During development, myocardial contractile force and intracardiac hemodynamic shear stress coordinate the initiation of trabeculation. While Snail family genes are well-recognized transcription factors of epithelial-to-mesenchymal transition, snai1b-positive cardiomyocytes are sparsely distributed in the ventricle of zebrafish at 4 days post-fertilization. Isoproterenol treatment significantly increases the number of snai1b-positive cardiomyocytes, of which 80% are Notch-negative. CRISPR-activation of snai1b leads to 51.6% cardiomyocytes forming trabeculae, whereas CRISPR-repression reduces trabecular cardiomyocytes to 6.7% under isoproterenol. In addition, 36.7% of snai1b-repressed cardiomyocytes undergo apical delamination. 4-D strain analysis demonstrates that isoproterenol increases the myocardial strain along radial trabecular ridges in alignment with the snai1b expression and Notch-ErbB2-mediated trabeculation.
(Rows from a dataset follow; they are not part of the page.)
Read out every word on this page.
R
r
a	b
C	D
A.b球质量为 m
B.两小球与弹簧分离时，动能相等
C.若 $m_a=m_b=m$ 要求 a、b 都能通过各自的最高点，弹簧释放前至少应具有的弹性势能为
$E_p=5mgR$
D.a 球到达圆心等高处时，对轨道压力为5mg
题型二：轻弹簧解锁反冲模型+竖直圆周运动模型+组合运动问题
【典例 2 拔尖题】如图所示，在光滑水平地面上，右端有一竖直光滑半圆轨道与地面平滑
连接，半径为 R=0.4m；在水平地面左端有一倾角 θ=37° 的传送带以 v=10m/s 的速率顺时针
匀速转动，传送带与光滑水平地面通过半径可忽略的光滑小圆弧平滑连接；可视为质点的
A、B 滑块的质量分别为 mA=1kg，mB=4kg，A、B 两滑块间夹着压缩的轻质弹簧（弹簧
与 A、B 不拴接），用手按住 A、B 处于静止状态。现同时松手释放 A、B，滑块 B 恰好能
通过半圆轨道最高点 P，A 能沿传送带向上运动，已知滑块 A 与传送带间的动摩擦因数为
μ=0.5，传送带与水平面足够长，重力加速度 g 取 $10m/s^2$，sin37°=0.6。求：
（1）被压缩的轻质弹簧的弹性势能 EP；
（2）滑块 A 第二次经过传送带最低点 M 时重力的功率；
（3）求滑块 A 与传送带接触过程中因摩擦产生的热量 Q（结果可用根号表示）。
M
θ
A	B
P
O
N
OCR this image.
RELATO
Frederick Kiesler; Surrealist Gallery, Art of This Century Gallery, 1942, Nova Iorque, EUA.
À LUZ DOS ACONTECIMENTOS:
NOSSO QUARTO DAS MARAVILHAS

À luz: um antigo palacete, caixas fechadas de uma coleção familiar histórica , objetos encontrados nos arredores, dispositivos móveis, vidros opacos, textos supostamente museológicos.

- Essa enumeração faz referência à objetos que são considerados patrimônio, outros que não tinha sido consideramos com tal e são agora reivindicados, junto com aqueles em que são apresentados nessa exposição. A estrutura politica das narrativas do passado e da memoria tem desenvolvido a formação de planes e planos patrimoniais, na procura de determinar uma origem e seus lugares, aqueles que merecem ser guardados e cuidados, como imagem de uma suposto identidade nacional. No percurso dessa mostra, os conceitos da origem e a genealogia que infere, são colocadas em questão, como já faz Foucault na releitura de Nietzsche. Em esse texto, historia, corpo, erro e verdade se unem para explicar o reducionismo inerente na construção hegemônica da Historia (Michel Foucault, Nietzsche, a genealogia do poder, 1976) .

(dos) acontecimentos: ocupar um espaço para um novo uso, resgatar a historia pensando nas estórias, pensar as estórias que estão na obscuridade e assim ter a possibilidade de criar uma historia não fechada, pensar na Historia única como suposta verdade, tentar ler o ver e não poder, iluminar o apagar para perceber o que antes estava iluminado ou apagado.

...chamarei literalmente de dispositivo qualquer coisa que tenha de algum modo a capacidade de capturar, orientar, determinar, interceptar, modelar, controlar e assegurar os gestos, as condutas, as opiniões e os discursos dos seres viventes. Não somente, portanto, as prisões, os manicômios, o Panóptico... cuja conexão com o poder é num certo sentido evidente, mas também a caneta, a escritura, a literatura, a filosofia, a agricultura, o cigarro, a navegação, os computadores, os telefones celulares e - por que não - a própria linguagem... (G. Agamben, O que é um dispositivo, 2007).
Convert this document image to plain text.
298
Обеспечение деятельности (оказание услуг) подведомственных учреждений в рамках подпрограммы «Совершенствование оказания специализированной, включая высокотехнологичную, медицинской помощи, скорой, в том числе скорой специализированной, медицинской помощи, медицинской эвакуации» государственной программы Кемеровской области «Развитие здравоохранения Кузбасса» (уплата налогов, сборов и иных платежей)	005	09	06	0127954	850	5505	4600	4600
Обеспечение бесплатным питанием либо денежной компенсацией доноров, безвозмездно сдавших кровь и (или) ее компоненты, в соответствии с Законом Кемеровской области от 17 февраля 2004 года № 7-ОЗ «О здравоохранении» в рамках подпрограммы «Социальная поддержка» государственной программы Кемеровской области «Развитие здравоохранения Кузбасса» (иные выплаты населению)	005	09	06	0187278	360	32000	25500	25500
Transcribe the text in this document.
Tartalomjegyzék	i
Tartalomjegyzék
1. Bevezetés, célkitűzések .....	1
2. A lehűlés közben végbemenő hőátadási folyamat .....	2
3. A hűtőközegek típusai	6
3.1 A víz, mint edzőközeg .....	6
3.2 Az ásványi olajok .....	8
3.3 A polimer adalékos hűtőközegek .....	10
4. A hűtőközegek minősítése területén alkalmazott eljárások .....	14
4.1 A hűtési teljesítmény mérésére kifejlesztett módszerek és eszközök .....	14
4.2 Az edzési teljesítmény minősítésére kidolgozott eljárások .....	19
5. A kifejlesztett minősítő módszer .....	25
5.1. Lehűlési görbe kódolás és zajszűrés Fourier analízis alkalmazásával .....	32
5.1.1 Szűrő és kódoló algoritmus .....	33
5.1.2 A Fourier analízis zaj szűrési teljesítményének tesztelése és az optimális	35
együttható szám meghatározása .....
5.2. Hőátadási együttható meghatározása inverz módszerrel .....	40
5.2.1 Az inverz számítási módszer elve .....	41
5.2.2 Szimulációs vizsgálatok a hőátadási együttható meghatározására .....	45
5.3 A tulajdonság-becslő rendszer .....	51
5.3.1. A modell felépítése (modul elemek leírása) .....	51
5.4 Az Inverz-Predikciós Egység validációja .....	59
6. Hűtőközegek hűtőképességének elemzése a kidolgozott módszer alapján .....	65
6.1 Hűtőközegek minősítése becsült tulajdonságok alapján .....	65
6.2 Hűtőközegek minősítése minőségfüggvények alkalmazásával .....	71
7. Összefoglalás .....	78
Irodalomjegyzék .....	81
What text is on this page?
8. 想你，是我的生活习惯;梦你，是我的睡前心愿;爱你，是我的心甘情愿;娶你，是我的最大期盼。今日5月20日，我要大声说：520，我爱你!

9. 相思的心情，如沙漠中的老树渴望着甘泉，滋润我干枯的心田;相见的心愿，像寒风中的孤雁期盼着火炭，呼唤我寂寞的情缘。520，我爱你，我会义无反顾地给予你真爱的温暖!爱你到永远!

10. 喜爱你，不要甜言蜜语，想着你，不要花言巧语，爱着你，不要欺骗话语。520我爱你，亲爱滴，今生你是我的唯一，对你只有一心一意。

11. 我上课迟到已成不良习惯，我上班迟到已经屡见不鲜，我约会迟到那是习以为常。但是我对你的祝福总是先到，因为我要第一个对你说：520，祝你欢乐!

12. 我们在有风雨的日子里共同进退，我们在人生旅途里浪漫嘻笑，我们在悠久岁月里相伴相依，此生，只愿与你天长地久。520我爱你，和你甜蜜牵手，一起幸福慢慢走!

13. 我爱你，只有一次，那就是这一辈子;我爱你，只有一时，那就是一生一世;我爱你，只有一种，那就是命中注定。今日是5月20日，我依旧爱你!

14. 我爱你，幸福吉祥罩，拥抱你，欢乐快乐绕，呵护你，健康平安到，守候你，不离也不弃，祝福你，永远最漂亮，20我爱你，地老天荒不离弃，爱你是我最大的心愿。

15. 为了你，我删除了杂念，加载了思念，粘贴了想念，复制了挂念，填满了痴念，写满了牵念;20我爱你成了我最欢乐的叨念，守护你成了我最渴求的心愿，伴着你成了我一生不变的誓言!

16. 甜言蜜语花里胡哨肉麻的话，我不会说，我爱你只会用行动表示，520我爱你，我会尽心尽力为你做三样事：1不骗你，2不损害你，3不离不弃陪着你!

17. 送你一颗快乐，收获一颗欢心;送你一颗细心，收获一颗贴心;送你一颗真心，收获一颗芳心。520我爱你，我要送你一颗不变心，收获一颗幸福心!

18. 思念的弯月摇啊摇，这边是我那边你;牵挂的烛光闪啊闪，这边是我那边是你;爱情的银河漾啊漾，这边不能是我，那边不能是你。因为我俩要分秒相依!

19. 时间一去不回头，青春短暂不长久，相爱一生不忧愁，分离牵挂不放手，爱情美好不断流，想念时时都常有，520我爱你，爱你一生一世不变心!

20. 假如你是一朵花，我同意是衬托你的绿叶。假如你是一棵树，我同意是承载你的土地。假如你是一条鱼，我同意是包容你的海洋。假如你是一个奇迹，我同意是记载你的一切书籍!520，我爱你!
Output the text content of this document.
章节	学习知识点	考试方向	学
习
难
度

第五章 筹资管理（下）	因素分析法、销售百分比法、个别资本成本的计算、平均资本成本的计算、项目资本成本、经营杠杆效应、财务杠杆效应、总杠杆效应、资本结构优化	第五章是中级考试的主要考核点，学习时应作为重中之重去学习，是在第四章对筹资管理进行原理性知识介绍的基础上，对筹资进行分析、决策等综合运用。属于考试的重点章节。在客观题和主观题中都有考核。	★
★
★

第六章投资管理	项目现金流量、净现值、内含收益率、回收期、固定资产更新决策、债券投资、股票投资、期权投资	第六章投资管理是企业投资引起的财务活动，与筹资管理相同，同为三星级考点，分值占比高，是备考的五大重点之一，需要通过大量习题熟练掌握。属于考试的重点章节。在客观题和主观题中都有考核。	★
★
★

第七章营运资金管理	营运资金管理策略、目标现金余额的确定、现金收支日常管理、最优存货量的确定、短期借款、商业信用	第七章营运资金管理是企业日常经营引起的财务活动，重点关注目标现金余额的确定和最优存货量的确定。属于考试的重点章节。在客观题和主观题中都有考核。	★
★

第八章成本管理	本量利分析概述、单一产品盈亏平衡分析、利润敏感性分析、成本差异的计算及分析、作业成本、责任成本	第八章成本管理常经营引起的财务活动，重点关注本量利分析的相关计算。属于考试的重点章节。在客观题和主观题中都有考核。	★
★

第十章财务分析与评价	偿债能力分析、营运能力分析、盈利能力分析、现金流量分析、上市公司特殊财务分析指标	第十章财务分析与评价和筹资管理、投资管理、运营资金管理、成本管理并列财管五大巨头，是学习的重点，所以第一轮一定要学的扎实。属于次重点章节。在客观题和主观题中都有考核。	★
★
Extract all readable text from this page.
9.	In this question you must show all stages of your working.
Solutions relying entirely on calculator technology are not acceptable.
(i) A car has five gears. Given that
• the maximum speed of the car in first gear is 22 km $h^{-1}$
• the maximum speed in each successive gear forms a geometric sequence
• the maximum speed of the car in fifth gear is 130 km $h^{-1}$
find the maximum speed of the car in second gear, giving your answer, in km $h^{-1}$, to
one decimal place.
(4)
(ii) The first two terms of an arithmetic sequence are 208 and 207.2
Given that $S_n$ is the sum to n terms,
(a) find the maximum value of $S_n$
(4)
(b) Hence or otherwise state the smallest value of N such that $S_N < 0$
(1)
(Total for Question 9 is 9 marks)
Single-cell and spatial transcriptomics reveal that these snai1b-positive cardiomyocytes are devoid of some epithelial-to-mesenchymal transition-related phenotypes, such as Col1a2 production and induction by ErbB2 or TGF-β. Thus, we uncover snai1b-positive cardiomyocytes that are mechanically activated to initiate delamination for cardiac trabeculation.